Thursday, May 13, 2010
Day 4 of Hate Week at UC-Irvine
Amir Abdel Malik Ali
Amir Abdel Malik Ali and I sharing a laugh at the expense of Norman Finklestein and William Robinson's speaking styles.
Today, Hate Week at UC-Irvine came to a crashing thud of an end. Today's speaker was firebrand Amir Abdel Malik Ali. I only wish the nice ladies Hedy Epstein and Alison Weir, who spoke earlier this week, had stayed around to hear Ali. It might have given them pause.
I was happy to note that today, we had the largest turnout of community Jewish protesters who came with posters, Israeli and American flags. They were orderly as we expected them to be.
Overheard from one Muslim Student Union guy as the protesters came marching over the bridge and onto campus,
"What the f---?"
Ali, as expected, was quite in contrast to the style of Weir and Epstein as he excoriated Israel and made his usual implications about the coming end of said state. In contrast to the ridiculous statements of the Great Independent Scholar with a PHD from Princeton (Norman "don't call me Norm") Finklestein, who told us that every Arab and Palestinian entity wanted to reach a peace deal with Israel, Ali took a different tone, as expected. Ali is not interested in peace.
In addition, Ali went off on his customary rant about prominent American figures whom he identifies as "Zionist Jews".
"Alan Greenspan-Zionist Jew!"
"Timothy Geithner-Zionist Jew!"
"Larry Summers- Zionist Jew!"
Thank you, Mr Ali.
In the Q&A, I complemented Ali by saying that after having to listen to William Robinson and Norman Finklestein, he was a "breath of fresh air", which he knew was a left-handed compliment. I told him that we had heard Epstein and Weir, both nice ladies with a passion for the Palestinian cause; we then heard "that great independent scholar with a PHD from Princeton, Finklestein tells us that everybody in the Middle East wanted peace except Israel, backed by the US and a couple of atolls in the Pacific. Now comes Ali, who doesn't speak of peace but wants an end to the Jewish state.
"Zionist state", he corrected me.
I also reminded him that, once again, he had ranted about Americans whom he calls, "Zionist Jews", which I consider anti-Semitic. I said that to me, there had been mixed signals from the week's speakers. My question was "What is it you guys want-is it a peaceful solution or the end of the Jewish state?
Usually, in my exchanges with Ali, he quietly gives me an answer, which I have respected. This time, he went back into speech mode and started talking about "oppressors and the oppressed" with references to the Israeli Defense Forces. If there was an answer in there, I missed it. Here it is below:
Then there was this question from Roz Rothstein, Director of Stand With Us:
(Hat tip to Rabbi Drew and Orange County Independent Task Force on Anti-Semitism)
After the event, Jewish school pupils (I don't know from which school they were from) participated in a lively series of Jewish dances and song. It was my impression that the MSU folks were, what's the word....discombobulated. (Is that right?)

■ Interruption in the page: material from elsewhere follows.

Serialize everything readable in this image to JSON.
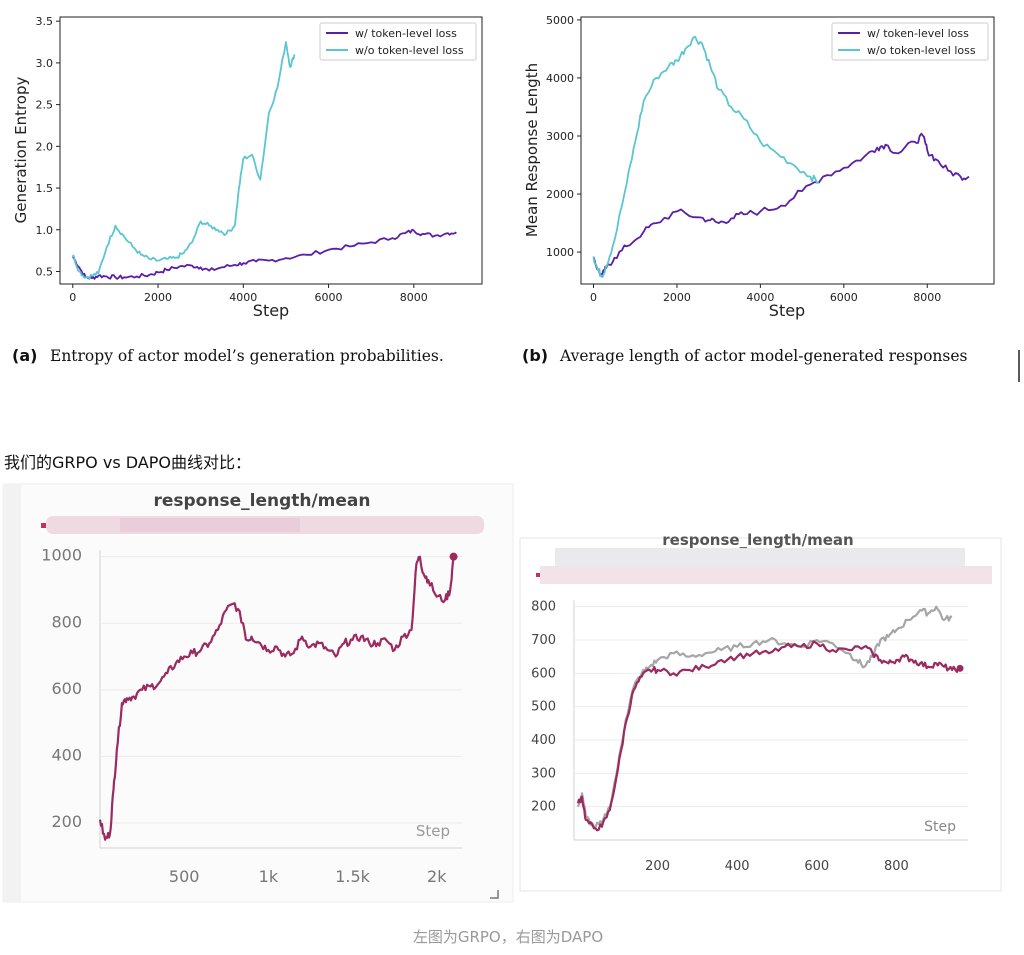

Oh yeah. There was one other event in the early evening. Some graduate student named Omar Shakir from Georgetown was speaking. I decided enough was enough. Why should I give up my happy hour to go listen to and argue with some grad student from Georgetown? Small potatoes.
I am very disappointed that Chancellor Michael Drake did not come out-especially today-and see and hear for himself what is going on on his campus especially in light of all the contoversy that has given his university a very negative reputation when it comes to this issue. I would have hoped that Law School Dean Erwin Chemerinsky, who continues to deny anti-Semitism at UCI, would have come out and listened to Ali. Ditto for Vice Chancellor Manuel Gomez-wherever he was.
In my view, this week was a victory for the friends of Israel, those who love America, and those who wish to stand up to anti-Semitism on university campuses. I hope it will spread to other campuses in the US and Canada. I know many of UCI's Jewish students would have preferred that the demonstrators not come to campus, but with all due respect, this issue is bigger than just them. This concerns everybody.